Afrika
Armee greift von Rebellen besetzte Stadt an
Meuterer wollen verhandeln, Premier stellt sich taub
Bouake - In der westafrikanischen Republik
Elfenbeinküste haben regierungstreue Einheiten nach Berichten von
Bewohnern und nach Angaben aus Militärkreisen am Sonntag einen
Großangriff auf die von Rebellen kontrollierte zweitgrößte Stadt des
Landes, Bouake, begonnen. Südlich von Bouake habe es am Sonntag ein
schweres Gefecht zwischen Regierungstruppen und Rebellen gegeben,
hieß es. Der am Freitag vorzeitig von einer Auslandsreise nach
Elfenbeinküste zurückgekehrte Präsident, Laurent Gbagbo, hatte ein
hartes Vorgehen gegen die Rebellen angekündigt, die sich nach eigener
Darstellung gegen ihre Entlassung aus der Armee wehren.
Regierungstreue Truppen hatten die Stadt umzingelt, die 350 Kilometer
von Abidjan entfernt liegt.
Rebellen wollen verhandeln
Am Sonntag hatten sich die Rebellen, denen die Regierung
Umsturzabsichten vorwirft, noch für Verhandlungen ausgesprochen, um
weiteres Blutvergießen in dem Land zu vermeiden, das der weltweit
größte Kakao-Produzent ist. Auch Frankreichs Regierung, die einstige
Kolonialmacht, hatte zu Verhandlungen geraten.
Augenzeugen in Bouake berichteten, die Rebellen hätten dort viele
junge Männer angeworben und mit Waffen versorgt. In der ebenfalls von
ihnen kontrollierten Stadt Korhogo nahe der Grenze zu Burkina Faso
hätten sie traditionelle Jäger in ihren Reihen, die in ihren
Stammestrachten erschienen seien.
"Wir Meuterer sind bereit, unter der Schirmherrschaft Frankreichs
zu verhandeln, das die Umsetzung der Vereinbarungen sicher stellen
muss", sagte Feldwebel Alfred Camin am Sonntag der Nachrichtenagentur
Reuters per Telefon. "Wir wollen ein Blutbad in der Elfenbeinküste
vermeiden." Ministerpräsident Affi N'Guessan sagte Reuters hingegen,
ihm sei kein solches Verhandlungsangebot der Rebellen bekannt.

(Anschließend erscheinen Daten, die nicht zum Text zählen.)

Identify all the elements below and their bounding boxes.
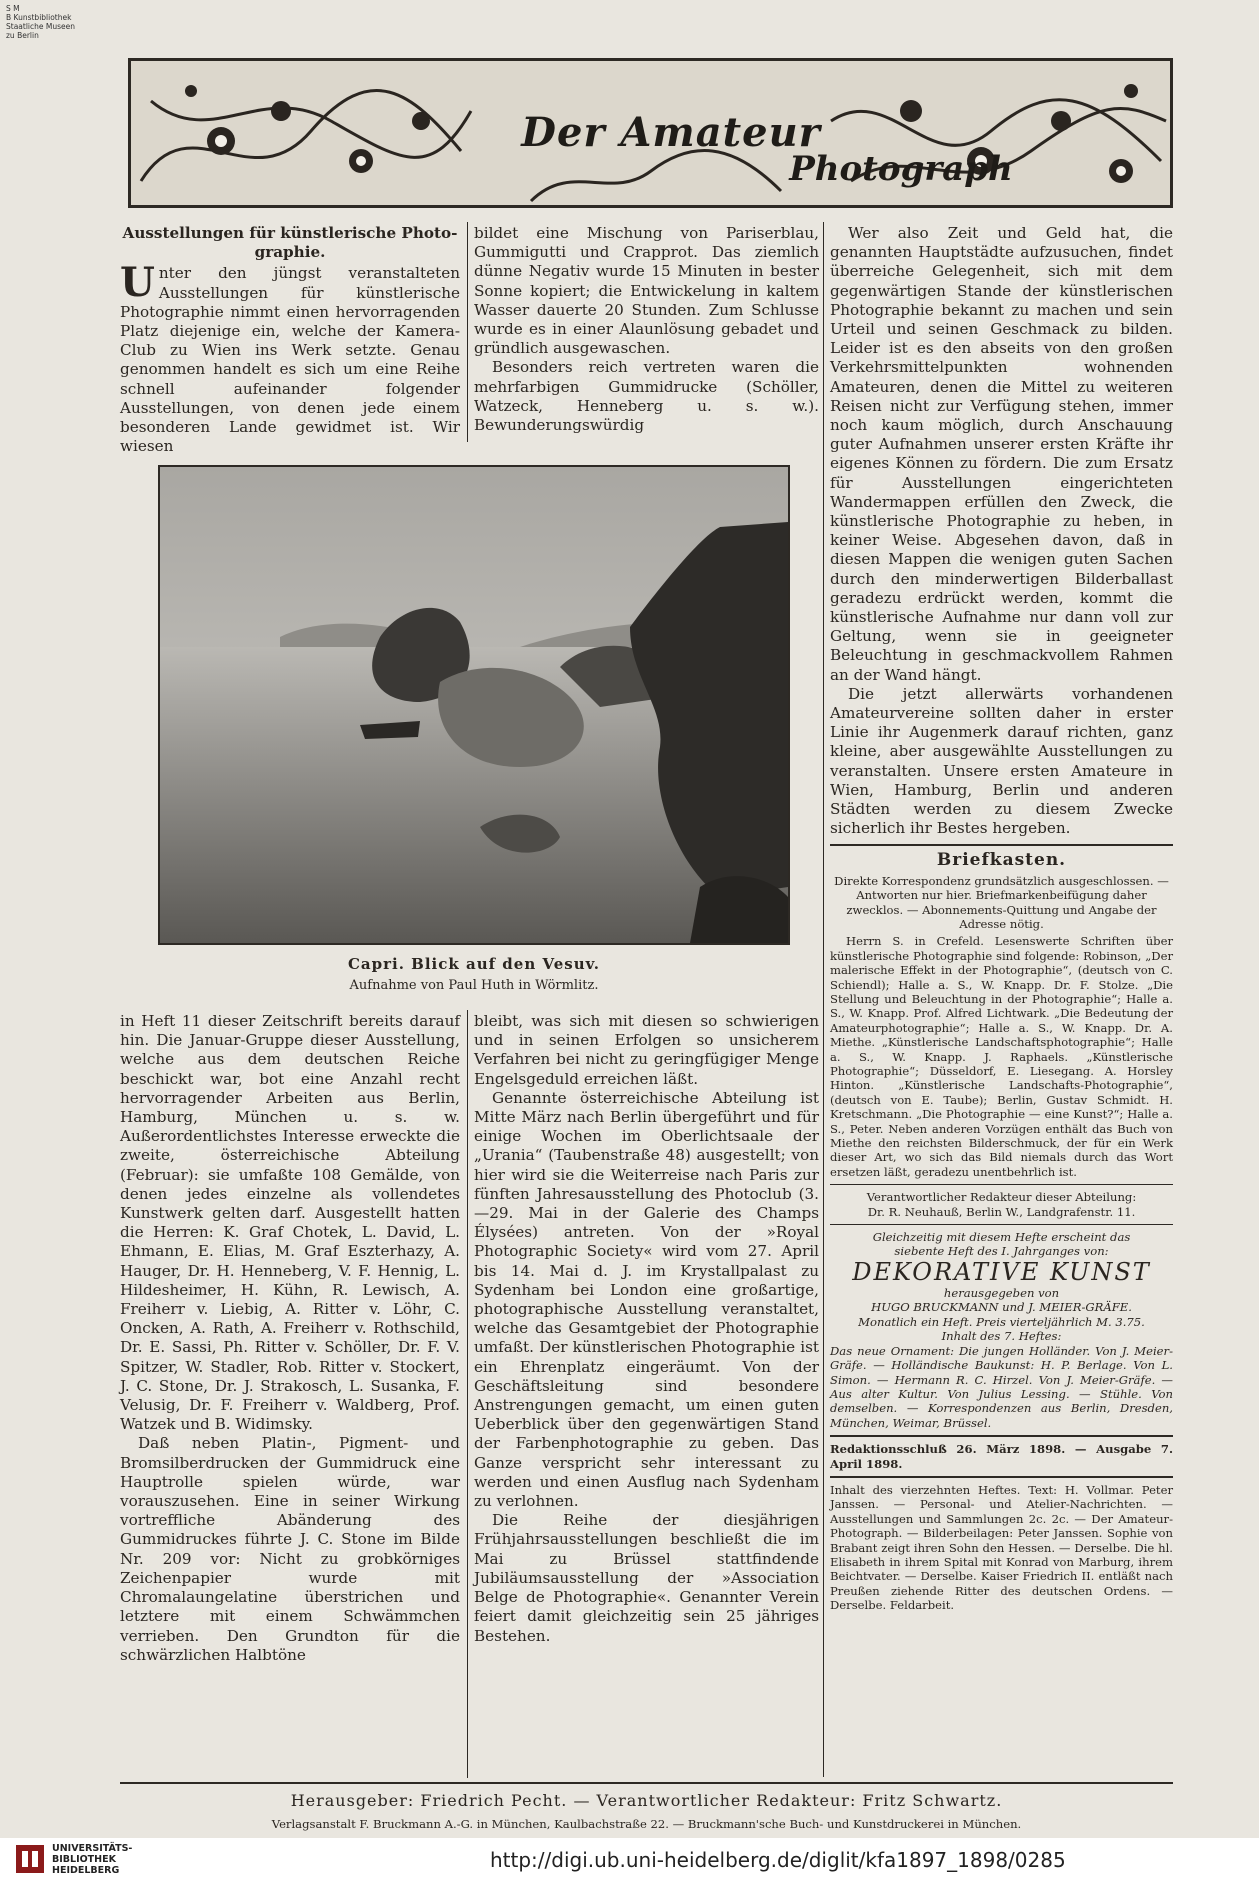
article-paragraph: Die jetzt allerwärts vorhandenen Amateurvereine sollten daher in erster Linie ihr Augenmerk darauf richten, ganz kleine, aber ausgewählte Ausstellungen zu veranstalten. Unsere ersten Amateure in Wien, Hamburg, Berlin und anderen Städten werden zu diesem Zwecke sicherlich ihr Bestes hergeben. <box>830 684 1173 838</box>
masthead <box>128 58 1173 208</box>
divider <box>830 1224 1173 1225</box>
ad-line: Inhalt des 7. Heftes: <box>941 1329 1062 1344</box>
redaktion-line: Redaktionsschluß 26. März 1898. — Ausgabe 7. April 1898. <box>830 1442 1173 1471</box>
ad-line: Gleichzeitig mit diesem Hefte erscheint das <box>872 1230 1131 1245</box>
responsible-name: Dr. R. Neuhauß, Berlin W., Landgrafenstr. 11. <box>867 1204 1136 1219</box>
briefkasten-title: Briefkasten. <box>936 849 1067 870</box>
logo-line: UNIVERSITÄTS- <box>52 1843 133 1854</box>
article-paragraph: Wer also Zeit und Geld hat, die genannten Hauptstädte aufzusuchen, findet überreiche Gelegenheit, sich mit dem gegenwärtigen Stande der künstlerischen Photographie bekannt zu machen und sein Urteil und seinen Geschmack zu bilden. Leider ist es den abseits von den großen Verkehrsmittelpunkten wohnenden Amateuren, denen die Mittel zu weiteren Reisen nicht zur Verfügung stehen, immer noch kaum möglich, durch Anschauung guter Aufnahmen unserer ersten Kräfte ihr eigenes Können zu fördern. Die zum Ersatz für Ausstellungen eingerichteten Wandermappen erfüllen den Zweck, die künstlerische Photographie zu heben, in keiner Weise. Abgesehen davon, daß in diesen Mappen die wenigen guten Sachen durch den minderwertigen Bilderballast geradezu erdrückt werden, kommt die künstlerische Aufnahme nur dann voll zur Geltung, wenn sie in geeigneter Beleuchtung in geschmackvollem Rahmen an der Wand hängt. <box>830 224 1173 684</box>
column-divider <box>823 222 824 1777</box>
article-paragraph: Die Reihe der diesjährigen Frühjahrsausstellungen beschließt die im Mai zu Brüssel stattfindende Jubiläumsausstellung der »Association Belge de Photographie«. Genannter Verein feiert damit gleichzeitig sein 25 jähriges Bestehen. <box>474 1511 819 1645</box>
footer-imprint: Verlagsanstalt F. Bruckmann A.-G. in München, Kaulbachstraße 22. — Bruckmann'sche Buch- und Kunstdruckerei in München. <box>271 1817 1022 1831</box>
drop-cap: U <box>120 259 155 307</box>
ad-line: Monatlich ein Heft. Preis vierteljährlich M. 3.75. <box>858 1314 1145 1329</box>
article-column-2-bottom <box>474 1012 819 1777</box>
responsible-label: Verantwortlicher Redakteur dieser Abteilung: <box>866 1190 1137 1205</box>
paragraph-text: nter den jüngst veranstalteten Ausstellungen für künstlerische Photographie nimmt einen hervorragenden Platz diejenige ein, welche der Kamera-Club zu Wien ins Werk setzte. Genau genommen handelt es sich um eine Reihe schnell aufeinander folgender Ausstellungen, von denen jede einem besonderen Lande gewidmet ist. Wir wiesen <box>120 264 460 456</box>
masthead-subtitle: Photograph <box>789 149 1013 189</box>
article-column-2-top <box>474 224 819 439</box>
column-divider <box>467 1010 468 1778</box>
university-logo-icon <box>14 1843 46 1875</box>
photo-image <box>160 467 788 943</box>
article-column-1-bottom <box>120 1012 460 1777</box>
article-heading: Ausstellungen für künstlerische Photo-graphie. <box>122 224 458 262</box>
briefkasten-note: Direkte Korrespondenz grundsätzlich ausgeschlossen. — Antworten nur hier. Briefmarkenbeifügung daher zwecklos. — Abonnements-Quittung und Angabe der Adresse nötig. <box>834 873 1169 931</box>
article-column-1-top <box>120 224 460 456</box>
source-url[interactable]: http://digi.ub.uni-heidelberg.de/diglit/kfa1897_1898/0285 <box>490 1848 1066 1872</box>
divider <box>830 844 1173 846</box>
article-paragraph: bleibt, was sich mit diesen so schwierigen und in seinen Erfolgen so unsicherem Verfahren bei nicht zu geringfügiger Menge Engelsgeduld erreichen läßt. <box>474 1012 819 1088</box>
article-paragraph: Genannte österreichische Abteilung ist Mitte März nach Berlin übergeführt und für einige Wochen im Oberlichtsaale der „Urania“ (Taubenstraße 48) ausgestellt; von hier wird sie die Weiterreise nach Paris zur fünften Jahresausstellung des Photoclub (3.—29. Mai in der Galerie des Champs Élysées) antreten. Von der »Royal Photographic Society« wird vom 27. April bis 14. Mai d. J. im Krystallpalast zu Sydenham bei London eine großartige, photographische Ausstellung veranstaltet, welche das Gesamtgebiet der Photographie umfaßt. Der künstlerischen Photographie ist ein Ehrenplatz eingeräumt. Von der Geschäftsleitung sind besondere Anstrengungen gemacht, um einen guten Ueberblick über den gegenwärtigen Stand der Farbenphotographie zu geben. Das Ganze verspricht sehr interessant zu werden und einen Ausflug nach Sydenham zu verlohnen. <box>474 1088 819 1511</box>
stamp-line: S M <box>6 4 20 13</box>
stamp-line: B Kunstbibliothek <box>6 13 72 22</box>
divider <box>830 1435 1173 1437</box>
stamp-line: Staatliche Museen <box>6 22 75 31</box>
photo-caption-credit: Aufnahme von Paul Huth in Wörmlitz. <box>349 978 599 993</box>
footer-publisher: Herausgeber: Friedrich Pecht. — Verantwortlicher Redakteur: Fritz Schwartz. <box>290 1791 1003 1810</box>
article-paragraph: bildet eine Mischung von Pariserblau, Gummigutti und Crapprot. Das ziemlich dünne Negativ wurde 15 Minuten in bester Sonne kopiert; die Entwickelung in kaltem Wasser dauerte 20 Stunden. Zum Schlusse wurde es in einer Alaunlösung gebadet und gründlich ausgewaschen. <box>474 224 819 358</box>
article-paragraph: Daß neben Platin-, Pigment- und Bromsilberdrucken der Gummidruck eine Hauptrolle spielen würde, war vorauszusehen. Eine in seiner Wirkung vortreffliche Abänderung des Gummidruckes führte J. C. Stone im Bilde Nr. 209 vor: Nicht zu grobkörniges Zeichenpapier wurde mit Chromalaungelatine überstrichen und letztere mit einem Schwämmchen verrieben. Den Grundton für die schwärzlichen Halbtöne <box>120 1434 460 1664</box>
article-paragraph: Besonders reich vertreten waren die mehrfarbigen Gummidrucke (Schöller, Watzeck, Henneberg u. s. w.). Bewunderungswürdig <box>474 358 819 435</box>
briefkasten-answer: Herrn S. in Crefeld. Lesenswerte Schriften über künstlerische Photographie sind folgende: Robinson, „Der malerische Effekt in der Photographie“, (deutsch von C. Schiendl); Halle a. S., W. Knapp. Dr. F. Stolze. „Die Stellung und Beleuchtung in der Photographie“; Halle a. S., W. Knapp. Prof. Alfred Lichtwark. „Die Bedeutung der Amateurphotographie“; Halle a. S., W. Knapp. Dr. A. Miethe. „Künstlerische Landschaftsphotographie“; Halle a. S., W. Knapp. J. Raphaels. „Künstlerische Photographie“; Düsseldorf, E. Liesegang. A. Horsley Hinton. „Künstlerische Landschafts-Photographie“, (deutsch von E. Taube); Berlin, Gustav Schmidt. H. Kretschmann. „Die Photographie — eine Kunst?“; Halle a. S., Peter. Neben anderen Vorzügen enthält das Buch von Miethe den reichsten Bilderschmuck, der für ein Werk dieser Art, wo sich das Bild niemals durch das Wort ersetzen läßt, geradezu unentbehrlich ist. <box>830 934 1173 1179</box>
photo-caption-title: Capri. Blick auf den Vesuv. <box>347 955 601 973</box>
university-logo-text <box>52 1843 132 1876</box>
logo-line: BIBLIOTHEK <box>52 1854 116 1865</box>
library-stamp <box>6 4 126 40</box>
ad-contents: Das neue Ornament: Die jungen Holländer. Von J. Meier-Gräfe. — Holländische Baukunst: H. P. Berlage. Von L. Simon. — Hermann R. C. Hirzel. Von J. Meier-Gräfe. — Aus alter Kultur. Von Julius Lessing. — Stühle. Von demselben. — Korrespondenzen aus Berlin, Dresden, München, Weimar, Brüssel. <box>830 1343 1173 1430</box>
ad-title: DEKORATIVE KUNST <box>852 1257 1151 1286</box>
stamp-line: zu Berlin <box>6 31 39 40</box>
divider <box>830 1184 1173 1185</box>
article-paragraph: in Heft 11 dieser Zeitschrift bereits darauf hin. Die Januar-Gruppe dieser Ausstellung, welche aus dem deutschen Reiche beschickt war, bot eine Anzahl recht hervorragender Arbeiten aus Berlin, Hamburg, München u. s. w. Außerordentlichstes Interesse erweckte die zweite, österreichische Abteilung (Februar): sie umfaßte 108 Gemälde, von denen jedes einzelne als vollendetes Kunstwerk gelten darf. Ausgestellt hatten die Herren: K. Graf Chotek, L. David, L. Ehmann, E. Elias, M. Graf Eszterhazy, A. Hauger, Dr. H. Henneberg, V. F. Hennig, L. Hildesheimer, H. Kühn, R. Lewisch, A. Freiherr v. Liebig, A. Ritter v. Löhr, C. Oncken, A. Rath, A. Freiherr v. Rothschild, Dr. E. Sassi, Ph. Ritter v. Schöller, Dr. F. V. Spitzer, W. Stadler, Rob. Ritter v. Stockert, J. C. Stone, Dr. J. Strakosch, L. Susanka, F. Velusig, Dr. F. Freiherr v. Waldberg, Prof. Watzek und B. Widimsky. <box>120 1012 460 1434</box>
ad-line: siebente Heft des I. Jahrganges von: <box>894 1244 1109 1259</box>
footer-rule <box>120 1782 1173 1784</box>
masthead-title: Der Amateur <box>521 109 821 156</box>
issue-contents: Inhalt des vierzehnten Heftes. Text: H. Vollmar. Peter Janssen. — Personal- und Atelier-Nachrichten. — Ausstellungen und Sammlungen 2c. 2c. — Der Amateur-Photograph. — Bilderbeilagen: Peter Janssen. Sophie von Brabant zeigt ihren Sohn den Hessen. — Derselbe. Die hl. Elisabeth in ihrem Spital mit Konrad von Marburg, ihrem Beichtvater. — Derselbe. Kaiser Friedrich II. entläßt nach Preußen ziehende Ritter des deutschen Ordens. — Derselbe. Feldarbeit. <box>830 1482 1173 1613</box>
photo-capri <box>158 465 790 945</box>
article-column-3 <box>830 224 1173 1777</box>
ad-line: HUGO BRUCKMANN und J. MEIER-GRÄFE. <box>871 1300 1132 1315</box>
column-divider <box>467 222 468 442</box>
ad-line: herausgegeben von <box>943 1286 1060 1301</box>
advertisement <box>830 1230 1173 1430</box>
divider <box>830 1476 1173 1478</box>
article-paragraph <box>120 259 460 456</box>
logo-line: HEIDELBERG <box>52 1865 120 1876</box>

Mindestens 270 Menschen sind dem Staatsfernsehen zufolge seit
Ausbruch der Unruhen am Donnerstag vergangener Woche getötet worden,
rund 300 weitere seien verletzt.
Frankreich verstärkte am Sonntag seine 500 Soldaten in der
Republik Elfenbeinküste, um Landsleute und andere Ausländer zu
schützen. Das Auswärtige Amt in Berlin warnte vor Reisen in das Land
und forderte alle Deutschen in der Elfenbeinküste auf, in ihren
Häusern zu bleiben und keine Inlandsreisen zu unternehmen.
Die Elfenbeinküste war 1960 unabhängig geworden und galt bis zu
einem Putsch 1999 als stabile Kraft im ansonsten von Kriegen
geprägten West-Afrika. Der Regierung zufolge wurden die Zusammenstöße
durch einen neuerlichen Putschversuch Robert Gueis ausgelöst, der
1999 durch einen Staatsstreich an die Macht gekommen war und 2000
eine Präsidentschaftswahl gegen den jetzigen Amtsinhaber Gbagbo
verloren hatte. Guei wurde nach Ausbruch der Kämpfe in Abidjan
erschossen. Der Innenminister des Landes wurde von Rebellen getötet. (APA/Reuters)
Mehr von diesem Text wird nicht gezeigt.